As lutas entre carneiros são desporto nacional na Tunísia



Estou num terceiro andar de um edifício de betão, algures em Tunes, com seis homens e 12 carneiros que fazem por ser ouvidos. Os humanos tentam explicar-me que a luta de carneiros é um dos desportos mais antigos e populares na Tunísia, mas os animais querem estragar a conversa. Puxam as correntes que os prendem com força e enchem o espaço com os seus balidos impacientes. É fixe: parecem latir, urrar e arrotar ao mesmo tempo. “Isto é uma tradição familiar”, explica-me o Ali, um tipo gordinho com 26 anos, calças de ganga justas e um casaco verde brilhante. “Está no nosso sangue.” Há lutas de carneiros semanalmente, sempre aos domingos, na capital tunisina, mas hoje é uma espécie de final da Liga dos Campeões da modalidade.


Este é o Armando, o Maradona da luta de carneiros em Tunes.

“Da mesma forma que o Diego Maradona venceu o Mundial, o Armando hoje vai-se tornar no campeão do seu desporto”, gaba-se o Ali enquanto segura no carneiro grande e branco, a quem deu o nome do meio do astro argentino, por um dos cornos. “Vais ver daqui a bocado, ele é um artista”, diz-me o Ali, “até lhe dei um visual renovado para hoje”, conclui, apontando para dois pedaços de tecido laranja que o Armando carrega nas costas rapadas. Os outros homens sorriem para o carneiro que lhes devolve a graça com um olhar de expressão imepentrável.

A luta entre carneiros é levada muito a sério neste país. A maioria das equipas inclui um treinador, um médico veterinário e uma pessoa que trata da apresentação dos animais. Os carneiros campeões são alvo de cuidados especiais, como dietas personalizadas e programas de exercício que incluem geralmente corridas de alguns quilómetros por dia. Os locais tratam os bichos por “atletas” e comparam-nos com outros desportistas, nomeadamente pugilistas e futebolistas. Quando digo que os carneiros não tem a agilidade dos primeiros nem a técnica do segundos, os donos dos carneiros abanam as cabeças em desacordo profundo.

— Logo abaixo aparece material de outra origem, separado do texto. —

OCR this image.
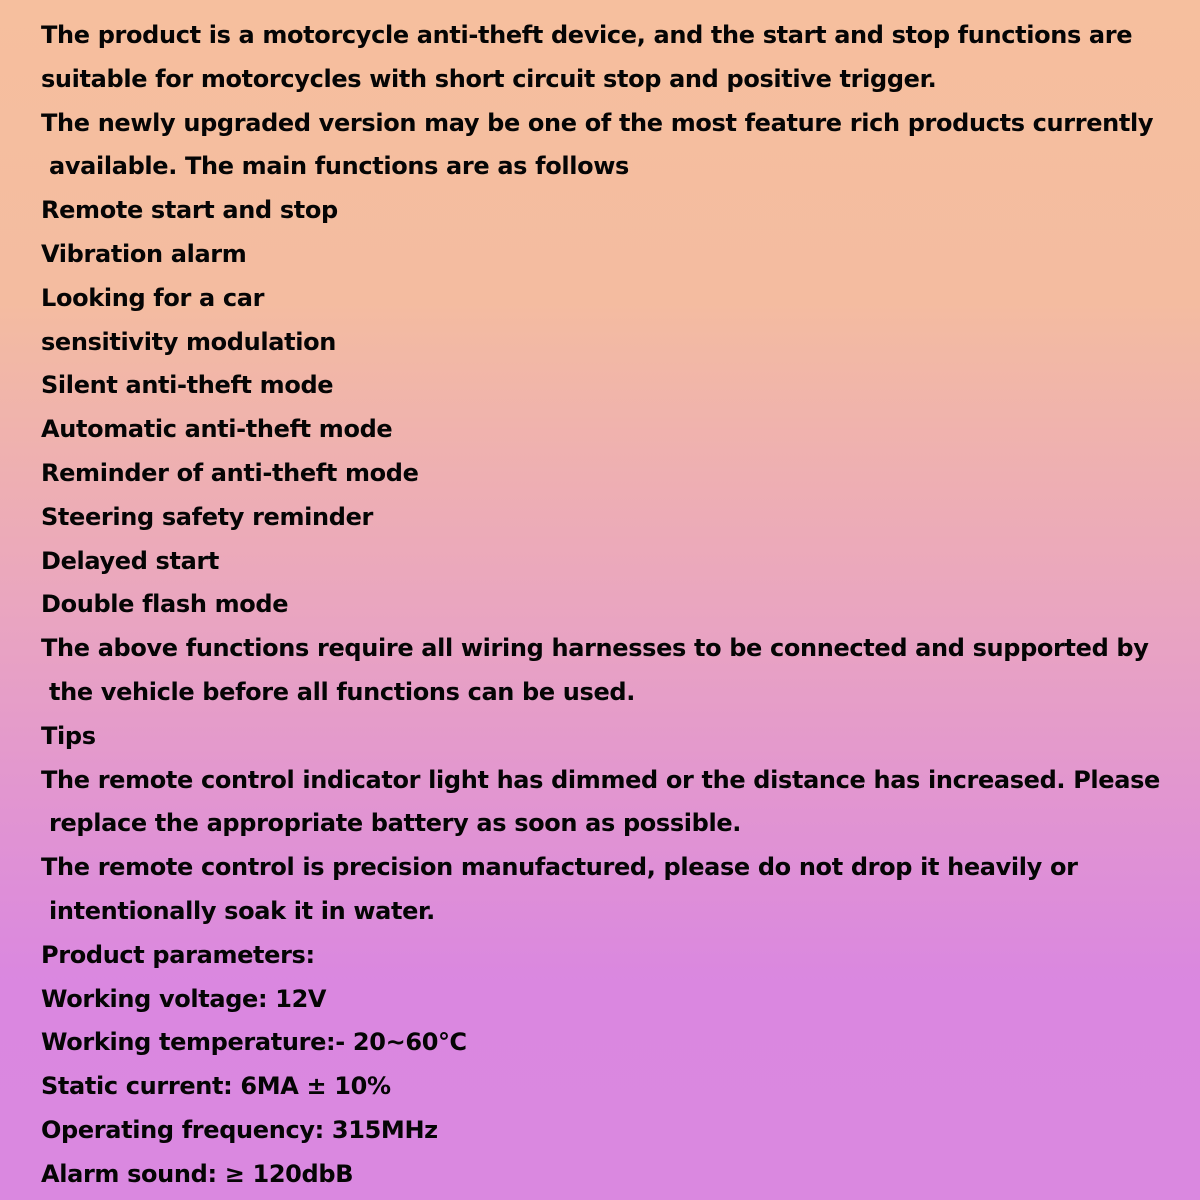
The product is a motorcycle anti-theft device, and the start and stop functions are
suitable for motorcycles with short circuit stop and positive trigger.
The newly upgraded version may be one of the most feature rich products currently
available. The main functions are as follows
Remote start and stop
Vibration alarm
Looking for a car
sensitivity modulation
Silent anti-theft mode
Automatic anti-theft mode
Reminder of anti-theft mode
Steering safety reminder
Delayed start
Double flash mode
The above functions require all wiring harnesses to be connected and supported by
the vehicle before all functions can be used.
Tips
The remote control indicator light has dimmed or the distance has increased. Please
replace the appropriate battery as soon as possible.
The remote control is precision manufactured, please do not drop it heavily or
intentionally soak it in water.
Product parameters:
Working voltage: 12V
Working temperature:- 20~60℃
Static current: 6MA ± 10%
Operating frequency: 315MHz
Alarm sound: ≥ 120dbB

O adversário do Ali é um homem mais velho e mais magro chamado Salim, um tunisino mais filosófico sobre a modalidade mesmo que o seu animal seja ligeiramente menos experiente do que o Armando. “Sim, preocupo-me com o meu carneiro. Tenho-o há três anos e é como se fosse um filho para mim”, diz-me e depois interrompe o discurso para limpar os olhos de poeira. “Fazemos isto para gozo de quem vê. É por isso que prefiro lutas mais longas, o público fica mais satisfeito.”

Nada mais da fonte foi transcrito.